Tão logo o empresário perceba um ou mais desses sinais, deve tomar as medidas necessárias para sanar a crise, pois a dinâmica da negociação com os credores muda de acordo com o andar da crise. Isso significa que o empresário deve estar sempre atento às mudanças do mercado e da economia, local e mundial, para contornar eventuais problemas financeiros antes que eles se agravem.
Quanto mais cedo o empresário começar a negociar, mais controle ela tem sobre a negociação, e quanto mais a crise avança, mais esse controle se transfere aos credores.
Outro ponto importante relativo ao diagnóstico e tratamento precoce da crise é a disponibilidade de ativos para serem ofertados como garantia. Quanto mais a situação se agrava, mais patrimônio é entregue em garantia, ou até mesmo alienado, para tapar os buracos do caixa. Com menos ativos, torna-se cada vez mais difícil recorrer aos bancos para novos empréstimos.
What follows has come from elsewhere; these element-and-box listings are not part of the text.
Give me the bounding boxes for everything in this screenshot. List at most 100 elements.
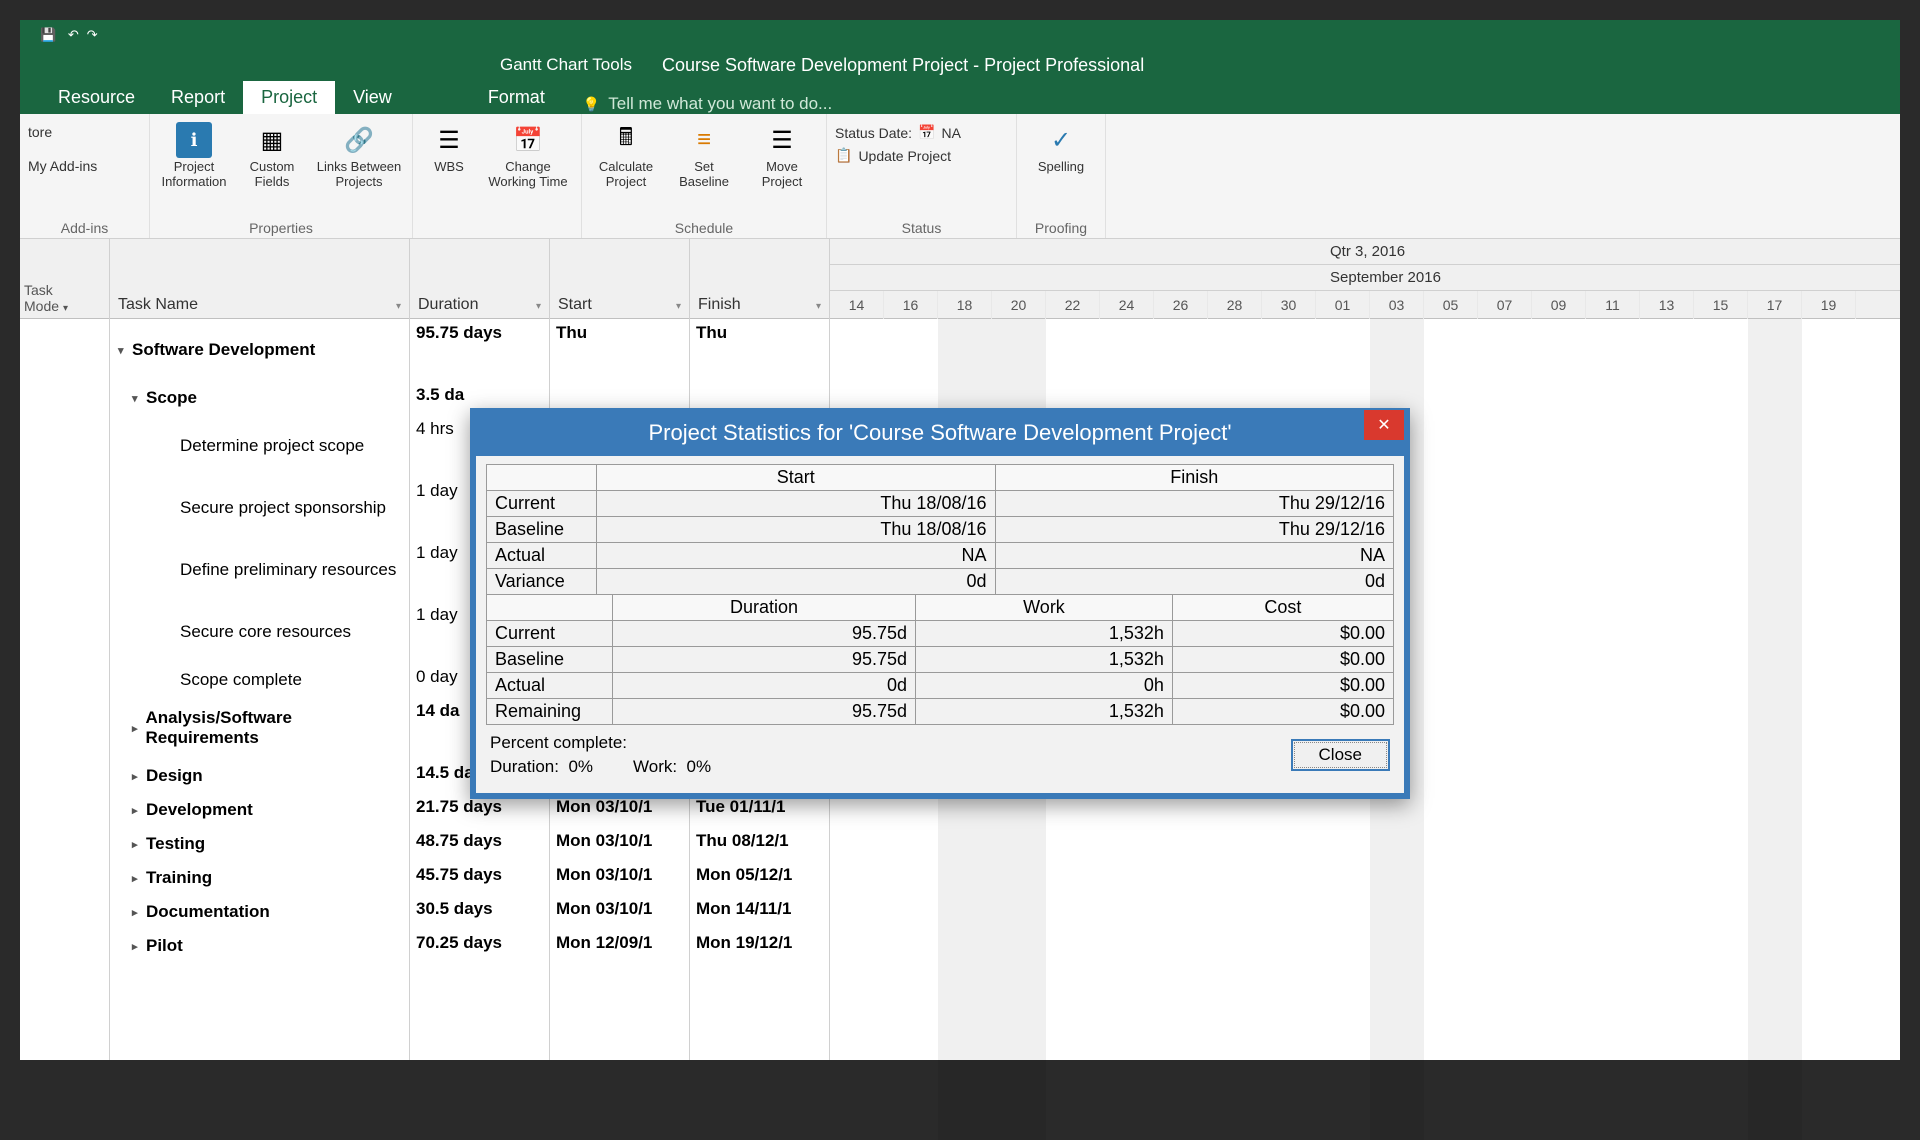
task-row[interactable]: Secure core resources [110,601,409,663]
link-icon: 🔗 [341,122,377,158]
task-row[interactable]: Determine project scope [110,415,409,477]
tab-view[interactable]: View [335,81,410,114]
dur-cell[interactable]: 30.5 days [410,895,549,929]
finish-cell[interactable]: Thu [690,319,829,381]
task-row[interactable]: Secure project sponsorship [110,477,409,539]
timeline-day: 15 [1694,291,1748,319]
close-button[interactable]: Close [1291,739,1390,771]
expand-icon[interactable]: ▸ [132,838,146,851]
task-row[interactable]: ▸Development [110,793,409,827]
store-button[interactable]: tore [28,118,52,146]
timeline-day: 20 [992,291,1046,319]
stats-row: Baseline95.75d1,532h$0.00 [487,647,1394,673]
my-addins-button[interactable]: My Add-ins [28,152,97,180]
task-name-header[interactable]: Task Name ▾ [110,239,409,319]
expand-icon[interactable]: ▸ [132,872,146,885]
dur-cell[interactable]: 95.75 days [410,319,549,381]
tab-report[interactable]: Report [153,81,243,114]
task-row[interactable]: ▸Documentation [110,895,409,929]
finish-cell[interactable]: Thu 08/12/1 [690,827,829,861]
task-name-column: Task Name ▾ ▾Software Development▾Scope D… [110,239,410,1060]
start-cell[interactable]: Mon 03/10/1 [550,861,689,895]
task-name-cell: Secure project sponsorship [180,498,386,518]
task-row[interactable]: ▸Analysis/Software Requirements [110,697,409,759]
expand-icon[interactable]: ▾ [132,392,146,405]
expand-icon[interactable]: ▸ [132,906,146,919]
expand-icon[interactable]: ▾ [118,344,132,357]
finish-cell[interactable]: Mon 05/12/1 [690,861,829,895]
task-name-cell: Define preliminary resources [180,560,396,580]
task-row[interactable]: ▸Testing [110,827,409,861]
task-row[interactable]: ▾Scope [110,381,409,415]
baseline-icon: ≡ [686,122,722,158]
status-date-row[interactable]: Status Date: 📅 NA [835,124,961,141]
start-cell[interactable]: Mon 03/10/1 [550,895,689,929]
chevron-down-icon[interactable]: ▾ [536,301,541,312]
task-mode-header[interactable]: Task Mode ▾ [20,239,109,319]
update-project-button[interactable]: 📋 Update Project [835,147,961,164]
task-name-cell: Determine project scope [180,436,364,456]
save-icon[interactable]: 💾 [40,27,56,43]
custom-fields-button[interactable]: ▦ Custom Fields [236,118,308,194]
dialog-close-button[interactable]: ✕ [1364,410,1404,440]
chevron-down-icon[interactable]: ▾ [676,301,681,312]
expand-icon[interactable]: ▸ [132,722,146,735]
start-cell[interactable]: Mon 12/09/1 [550,929,689,963]
quick-access-toolbar: 💾 ↶ ↷ [20,20,1900,50]
chevron-down-icon[interactable]: ▾ [396,301,401,312]
dur-cell[interactable]: 48.75 days [410,827,549,861]
tab-project[interactable]: Project [243,81,335,114]
task-name-cell: Pilot [146,936,183,956]
tab-format[interactable]: Format [470,81,563,114]
timeline-day: 11 [1586,291,1640,319]
set-baseline-button[interactable]: ≡ Set Baseline [668,118,740,194]
wbs-button[interactable]: ☰ WBS [421,118,477,179]
spelling-button[interactable]: ✓ Spelling [1025,118,1097,179]
task-name-cell: Design [146,766,203,786]
expand-icon[interactable]: ▸ [132,770,146,783]
start-cell[interactable]: Mon 03/10/1 [550,827,689,861]
move-project-button[interactable]: ☰ Move Project [746,118,818,194]
tab-resource[interactable]: Resource [40,81,153,114]
project-information-button[interactable]: ℹ Project Information [158,118,230,194]
finish-cell[interactable]: Mon 19/12/1 [690,929,829,963]
calculate-project-button[interactable]: 🖩 Calculate Project [590,118,662,194]
undo-icon[interactable]: ↶ [68,27,79,43]
task-row[interactable]: ▾Software Development [110,319,409,381]
task-row[interactable]: Define preliminary resources [110,539,409,601]
task-name-cell: Testing [146,834,205,854]
dur-cell[interactable]: 45.75 days [410,861,549,895]
document-title: Course Software Development Project - Pr… [662,55,1144,76]
duration-header[interactable]: Duration ▾ [410,239,549,319]
chevron-down-icon[interactable]: ▾ [816,301,821,312]
task-row[interactable]: Scope complete [110,663,409,697]
start-cell[interactable]: Thu [550,319,689,381]
spellcheck-icon: ✓ [1043,122,1079,158]
task-row[interactable]: ▸Design [110,759,409,793]
links-between-projects-button[interactable]: 🔗 Links Between Projects [314,118,404,194]
expand-icon[interactable]: ▸ [132,804,146,817]
start-header[interactable]: Start ▾ [550,239,689,319]
dur-cell[interactable]: 70.25 days [410,929,549,963]
chevron-down-icon[interactable]: ▾ [63,303,68,314]
task-row[interactable]: ▸Pilot [110,929,409,963]
project-statistics-dialog: Project Statistics for 'Course Software … [470,408,1410,799]
timeline-day: 22 [1046,291,1100,319]
timeline-day: 28 [1208,291,1262,319]
timeline-day: 07 [1478,291,1532,319]
finish-cell[interactable]: Mon 14/11/1 [690,895,829,929]
stats-row: Variance0d0d [487,569,1394,595]
tell-me-search[interactable]: Tell me what you want to do... [563,94,1900,114]
stats-row: ActualNANA [487,543,1394,569]
task-mode-column: Task Mode ▾ [20,239,110,1060]
task-name-cell: Development [146,800,253,820]
redo-icon[interactable]: ↷ [87,27,98,43]
change-working-time-button[interactable]: 📅 Change Working Time [483,118,573,194]
ribbon-tabs: Resource Report Project View Format Tell… [20,80,1900,114]
group-properties-label: Properties [158,218,404,238]
finish-header[interactable]: Finish ▾ [690,239,829,319]
timeline-day: 26 [1154,291,1208,319]
expand-icon[interactable]: ▸ [132,940,146,953]
calculate-icon: 🖩 [608,122,644,158]
task-row[interactable]: ▸Training [110,861,409,895]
O reconhecimento precoce dos sinais da crise também concede ao empresário mais tempo para estudar e conhecer o perfil de seus credores, o que permite a formulação de propostas mais adequadas ao perfil de cada um deles.
Ou seja, caso haja essa atenção com os fatores internos e externos e o empresário tome as medidas de controle de crise corretas, é possível realizar o que é chamado de early turnaround. Isso permite a negociação com os credores em um cenário mais calmo, com mais tempo e até mesmo mais facilidade, o que, em regra, resulta em melhores condições para o pagamento das dívidas, no que é chamado de ganha-ganha, onde tanto credor quanto devedor saem satisfeitos com o resultado da negociação e tendem a manter a parceria de negócios.